Does anyone have ir remote hex for two of the remote control address codes? I'm looking to use 2 boxes next to each other and a couple of aftermarket remotes. I have given each box a different remote control address and things work fine with the original peanut remote. The learning remotes send each unit back to the default address of 0. I have tried using address 1 & 9 to get better separation and it didn't work. If I could get the hex code for say address 1 and 2, if it works that way, it would be clean IR for the learning remotes. Any help or comment would be appreciated.


----------



## stevel (Aug 23, 2000)

Um, which learning remotes?

if you want Pronto codes, go to www.remotecentral.com TiVo used to offer a page with the Pronto codes for all the remote codes, but they seem to have removed it.


----------



## melstar02 (Apr 26, 2006)

I have 2 Marantz RC 9500 remote controls. They are like the Pronto Pro. I did check remotecentral before posting. I just could not find the info anywhere.


----------



## stevel (Aug 23, 2000)

At RemoteCentral I see CCF files with remote codes 1, 3 and 9. It is annoying that I can't find the simple list that used to be on tivo.com of all of the codes. There's no reason to believe, though, that choosing codes 1 and 2 will be any different than 1 and 9. What problem are you having?


----------



## melstar02 (Apr 26, 2006)

I can't believe that you could find and identify 3 different files with different address codes. Very impressive. If you can recall the names of the files I'd like to check them out.
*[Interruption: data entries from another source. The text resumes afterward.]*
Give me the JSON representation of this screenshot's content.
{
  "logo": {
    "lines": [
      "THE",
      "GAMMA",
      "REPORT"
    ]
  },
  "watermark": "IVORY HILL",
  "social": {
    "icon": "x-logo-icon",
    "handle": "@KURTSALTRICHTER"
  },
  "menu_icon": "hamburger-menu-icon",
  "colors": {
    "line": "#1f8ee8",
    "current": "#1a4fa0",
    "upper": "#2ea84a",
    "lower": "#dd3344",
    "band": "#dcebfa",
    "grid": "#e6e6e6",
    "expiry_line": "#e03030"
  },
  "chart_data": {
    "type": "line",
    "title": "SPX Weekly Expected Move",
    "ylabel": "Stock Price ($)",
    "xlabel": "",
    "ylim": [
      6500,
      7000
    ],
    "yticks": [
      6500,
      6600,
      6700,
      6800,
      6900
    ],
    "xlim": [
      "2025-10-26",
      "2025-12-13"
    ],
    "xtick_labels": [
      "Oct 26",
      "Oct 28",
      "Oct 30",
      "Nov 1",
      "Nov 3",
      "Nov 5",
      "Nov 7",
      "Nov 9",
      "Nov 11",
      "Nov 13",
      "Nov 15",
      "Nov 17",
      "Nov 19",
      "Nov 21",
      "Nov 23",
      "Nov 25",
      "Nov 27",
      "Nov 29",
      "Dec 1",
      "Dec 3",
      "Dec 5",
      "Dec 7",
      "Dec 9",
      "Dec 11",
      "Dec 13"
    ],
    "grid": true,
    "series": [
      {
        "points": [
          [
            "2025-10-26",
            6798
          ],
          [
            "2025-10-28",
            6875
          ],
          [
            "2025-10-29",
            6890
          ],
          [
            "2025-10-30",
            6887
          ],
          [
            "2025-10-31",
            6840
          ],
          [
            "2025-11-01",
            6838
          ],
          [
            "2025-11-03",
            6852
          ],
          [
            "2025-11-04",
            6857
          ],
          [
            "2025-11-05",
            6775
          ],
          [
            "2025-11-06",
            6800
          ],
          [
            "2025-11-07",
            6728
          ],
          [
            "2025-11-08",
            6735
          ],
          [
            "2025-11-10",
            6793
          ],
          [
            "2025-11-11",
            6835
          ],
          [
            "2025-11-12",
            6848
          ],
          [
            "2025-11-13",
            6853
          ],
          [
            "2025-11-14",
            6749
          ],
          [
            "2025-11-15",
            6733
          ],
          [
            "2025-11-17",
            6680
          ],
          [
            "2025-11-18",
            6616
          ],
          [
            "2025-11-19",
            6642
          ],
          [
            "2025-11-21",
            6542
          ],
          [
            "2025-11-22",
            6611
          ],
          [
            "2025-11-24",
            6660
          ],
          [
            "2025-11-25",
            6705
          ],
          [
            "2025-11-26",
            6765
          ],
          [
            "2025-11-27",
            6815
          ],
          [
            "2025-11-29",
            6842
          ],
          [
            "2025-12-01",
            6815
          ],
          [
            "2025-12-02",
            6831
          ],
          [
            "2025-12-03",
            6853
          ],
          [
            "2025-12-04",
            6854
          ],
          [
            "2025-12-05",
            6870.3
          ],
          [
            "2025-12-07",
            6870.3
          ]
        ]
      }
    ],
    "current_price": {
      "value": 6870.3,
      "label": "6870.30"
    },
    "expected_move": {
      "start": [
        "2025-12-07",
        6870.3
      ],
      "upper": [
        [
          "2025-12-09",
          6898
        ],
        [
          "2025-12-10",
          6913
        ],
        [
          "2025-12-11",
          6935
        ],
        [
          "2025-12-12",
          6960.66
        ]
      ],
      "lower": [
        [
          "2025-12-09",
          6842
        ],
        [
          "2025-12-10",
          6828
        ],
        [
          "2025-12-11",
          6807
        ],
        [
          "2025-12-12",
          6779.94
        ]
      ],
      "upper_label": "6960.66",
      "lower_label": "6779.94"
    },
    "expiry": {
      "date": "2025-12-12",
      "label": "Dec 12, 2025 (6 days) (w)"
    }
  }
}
The issue I'm having is when I change the remote address on the two units they work well if I use only the peanut remote. When I use the Marantz remotes that I have with learned IR from the peanut, both units default back to the 0 address ID code. So if i record or delete I will be recording or deleting on both.

I have contacted DTv and reach some advanced level of tech support. They were able to replicate the problem and even followed up 2 weeks later but have no resolution. This issue happened after the last major Tivo upgrade. It worked fine before and stopped right after that large update. 

Your help is greatly appreciated.


----------



## stevel (Aug 23, 2000)

Just page through the component listings for TiVo..Digital Video Recorders. Many files are listed, some claim that they use codes 1, 3 and/or 9.

I have taught my Pronto (the original TSU-1000) remote code 1 and 2 and didn't have the problem you saw.


----------



## melstar02 (Apr 26, 2006)

I did find a ccf file on remotecentral and I will try using the two device addresses in the next couple of days. I don't know if this IR is clean but it sure is a great start. I have nothing to go on.

Mel


----------



## stevel (Aug 23, 2000)

Most of them are not clean. You can go through the painful exercise of dumping the CCF to get the format, device and button codes, use the "generate all codes" utility to create a set, then match them up. All the utilities are available through RemoteCentral.


----------